Martin Hagen, Fraktionsvorsitzender der FDP im Bayerischen Landtag, gab dem "Münchner Merkur" für die heutige Ausgabe das folgende Interview. Die Fragen stellten Georg Anastasiadis, Christian Deutschländer und Mike Schier.

Heute treffen sich die Ministerpräsidenten, um den Lockdown zu verlängern. Richtig so?

Martin Hagen: Eine Aufhebung des Lockdowns käme zu früh. Wir wissen ja noch nicht, wie sich Silvester ausgewirkt hat. Wichtig wäre aber, dass wir darüber reden, unter welcher Maßgabe wieder gelockert werden kann. Eine Inzidenz von 50, die Markus Söder immer als Ziel nennt, ist in diesem Winter unrealistisch. Entscheidend ist doch, dass wir eine Überlastung des Gesundheitssystems abwenden. Da verändern die Impfungen die Kalkulation: Wenn wir die Gruppen, die ein besonders hohes Risiko schwerer Verläufe haben, durchgeimpft haben, verkraften wir auch höhere Inzidenzen.

Was wollen Sie konkret aufsperren in Bayern?

Oberste Priorität haben Kitas und Schulen, wobei in höheren Klassen Wechselunterricht sinnvoll ist. Im nächsten Schritt: Gastronomie und Kultur, die gut funktionierende Hygienekonzepte haben und deren Schließung ohnehin nur geringe Effekt hatte.

Umso zorniger müssten Sie sein, dass die Regierung den Impfstart so versaubeutelt...

Ja, ich ärgere mich. Es war richtig, beim Einkauf ein Nachfragekartell in Europa zu bilden, aber die Umsetzung war mies. Wir hinken jetzt beim Impfen Staaten wie Israel oder Großbritannien weit hinterher. Jeder zusätzliche Cent in Impfstoffe wäre besser investiert gewesen als in die Folgekosten des Lockdowns.

Wäre es sinnvoll, den Geimpften Sonderrechte einzuräumen? Die Bundesregierung ist dagegen.
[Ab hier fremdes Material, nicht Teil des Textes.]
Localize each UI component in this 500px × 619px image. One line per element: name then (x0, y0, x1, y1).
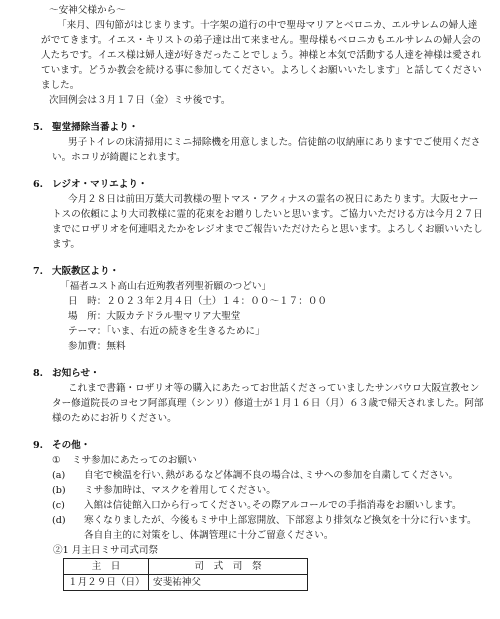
intro-heading: ～安神父様から～ (49, 5, 126, 16)
notice-item-2: ②1 月主日ミサ司式司祭 (53, 545, 159, 556)
section-number: 8. (33, 368, 44, 379)
section-number: 7. (33, 266, 44, 277)
table-cell-date: １月２９日（日） (64, 575, 149, 591)
event-title: 「福者ユスト高山右近殉教者列聖祈願のつどい」 (60, 281, 272, 292)
event-place: 場 所：大阪カテドラル聖マリア大聖堂 (68, 311, 241, 322)
event-date: 日 時：２０２３年２月４日（土）１４：００～１７：００ (68, 296, 328, 307)
section-heading: 聖堂掃除当番より・ (52, 122, 139, 133)
sub-item-text: ミサ参加時は、マスクを着用してください。 (84, 485, 276, 496)
item-marker: ① (52, 455, 61, 466)
section-5-title (33, 120, 486, 135)
event-fee: 参加費：無料 (68, 341, 126, 352)
table-cell-celebrant: 安斐祐神父 (149, 575, 308, 591)
section-6-body: 今月２８日は前田万葉大司教様の聖トマス・アクィナスの霊名の祝日にあたります。大阪セナートスの依頼により大司教様に霊的花束をお贈りしたいと思います。ご協力いただける方は今月２７日までにロザリオを何連唱えたかをレジオまでご報告いただけたらと思います。よろしくお願いいたします。 (52, 194, 483, 250)
item-label: ミサ参加にあたってのお願い (72, 455, 197, 466)
section-number: 6. (33, 179, 44, 190)
section-heading: レジオ・マリエより・ (52, 179, 148, 190)
sub-item-c (33, 498, 486, 513)
section-heading: お知らせ・ (52, 368, 100, 379)
intro-body: 「来月、四旬節がはじまります。十字架の道行の中で聖母マリアとベロニカ、エルサレムの婦人達がでてきます。イエス・キリストの弟子達は出て来ません。聖母様もベロニカもエルサレムの婦人会の人たちです。イエス様は婦人達が好きだったことでしょう。神様と本気で活動する人達を神様は愛されています。どうか教会を続ける事に参加してください。よろしくお願いいたします」と話してくださいました。 (41, 20, 482, 91)
section-number: 9. (33, 440, 44, 451)
sub-item-marker: (c) (52, 500, 65, 511)
notice-item-1 (33, 453, 486, 468)
sub-item-marker: (b) (52, 485, 66, 496)
section-number: 5. (33, 122, 44, 133)
section-9-title (33, 438, 486, 453)
sub-item-a (33, 468, 486, 483)
section-8-body: これまで書籍・ロザリオ等の購入にあたってお世話くださっていましたサンパウロ大阪宣教センター修道院長のヨセフ阿部真理（シンリ）修道士が１月１６日（月）６３歳で帰天されました。阿部様のためにお祈りください。 (52, 383, 484, 424)
event-theme: テーマ：「いま、右近の続きを生きるために」 (68, 326, 265, 337)
sub-item-d (33, 513, 486, 543)
table-header-row (64, 559, 308, 575)
sub-item-b (33, 483, 486, 498)
sub-item-marker: (a) (52, 470, 66, 481)
sub-item-text: 入館は信徒館入口から行ってください｡その際アルコールでの手指消毒をお願いします。 (84, 500, 462, 511)
next-meeting: 次回例会は３月１７日（金）ミサ後です。 (49, 95, 231, 106)
column-header-sunday: 主 日 (64, 559, 149, 575)
table-row (64, 575, 308, 591)
mass-celebrant-table (63, 558, 308, 591)
section-8-title (33, 366, 486, 381)
sub-item-text: 自宅で検温を行い､熱があるなど体調不良の場合は､ミサへの参加を自粛してください。 (84, 470, 459, 481)
section-6-title (33, 177, 486, 192)
section-5-body: 男子トイレの床清掃用にミニ掃除機を用意しました。信徒館の収納庫にありますでご使用ください。ホコリが綺麗にとれます。 (52, 137, 481, 163)
section-7-title (33, 264, 486, 279)
sub-item-text: 寒くなりましたが、今後もミサ中上部窓開放、下部窓より排気など換気を十分に行います。各自自主的に対策をし、体調管理に十分ご留意ください。 (84, 515, 477, 541)
column-header-celebrant: 司 式 司 祭 (149, 559, 308, 575)
section-heading: 大阪教区より・ (52, 266, 120, 277)
section-heading: その他・ (52, 440, 91, 451)
sub-item-marker: (d) (52, 515, 66, 526)
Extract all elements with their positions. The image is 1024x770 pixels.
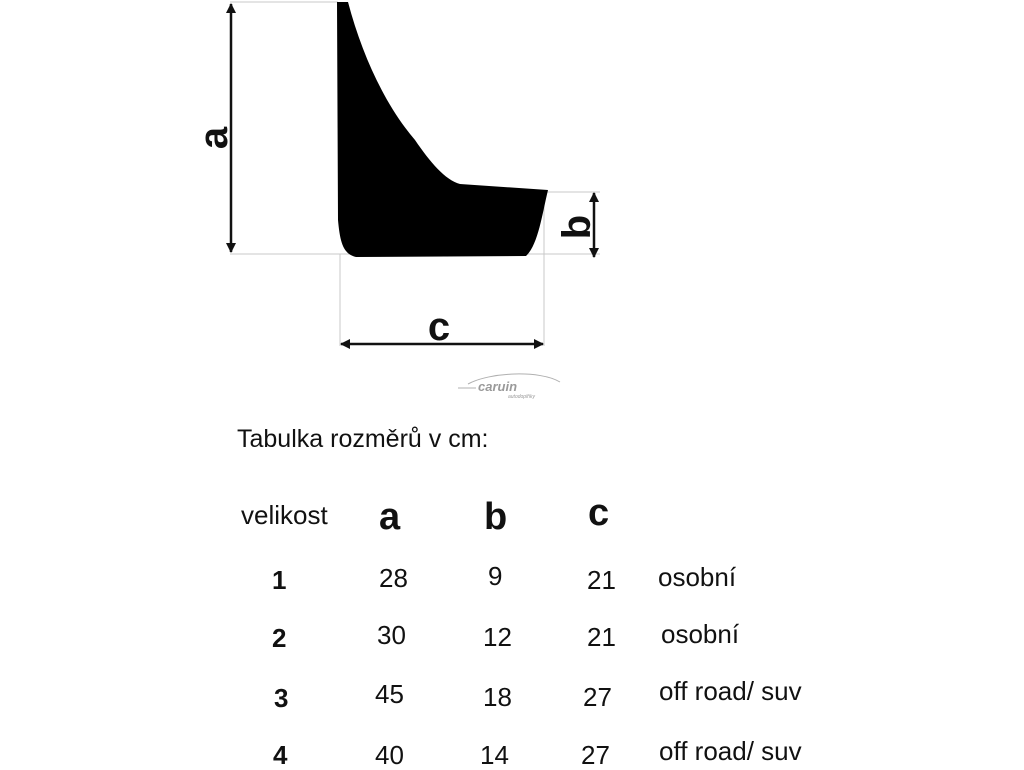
header-size: velikost [241, 500, 328, 530]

Mich stört schon der Begriff: Es geht nicht um Sonderrechte oder Privilegien, sondern um Grundrechte. Und drastische Eingriffe wie derzeit müssen extrem gut begründet sein. Menschen derart einzuschränken, wenn von ihnen gar keine Gefahr mehr ausgeht, wäre verfassungswidrig.

Geimpfte sollen also mehr dürfen als Ungeimpfte – aber ist das solidarisch?

Ungeimpfte haben ja dadurch keinen Nachteil. Wenn meine Eltern, beide über 70, früher geimpft werden und dann wieder ins Theater gehen dürfen, freue ich mich. Als Liberaler kenne ich keinen Neid, und als Steuerzahler will ich so viele zwangsgeschlossene Einrichtungen wie möglich wieder öffnen.

Blicken wir auf die FDP. Viele Liberale wollen ein Bündnis mit der Union, der neue Generalsekretär Volker Wissing steht eher für eine Ampel. Hat die FDP ein Richtungsproblem?

Die FDP tut gut daran, mit allen Parteien der Mitte koalitionsfähig zu sein. Ich persönlich sehe mit der Union die größeren Schnittmengen...

...die Union aber nicht? Söder spricht dauernd von Schwarz-Grün.

Söder will Schwarz-Grün, ob das seine Wähler so teilen, bezweifle ich. Andererseits hat Armin Laschet gerade erklärt, er präferiere ein Bündnis mit der FDP. Die Bundestagswahl ist völlig offen, wir als FDP konzentrieren uns jetzt einfach darauf, ein ähnlich gutes Ergebnis wie 2017 zu holen.

Kurz vor dem Dreikönigstreffen fordern junge Parteifreunde, die FDP müsse stärker auf die Klimabewegung zugehen. Eine Spitze gegen Lindner?

Nein. Wir brauchen in der Klimapolitik als FDP kein Umdenken, wir haben sehr gute Konzepte: Den europäischen Emissionshandel auf alle Sektoren ausweiten, mit einem harten CO2-Deckel. Umwelt- und Klimaschutz sind der FDP genauso wichtig wie der Friday-for-Future-Bewegung. Unsere Antworten darauf sind aber andere. Wir brauchen Innovation, keine Zurück-zur-Natur-Romantik.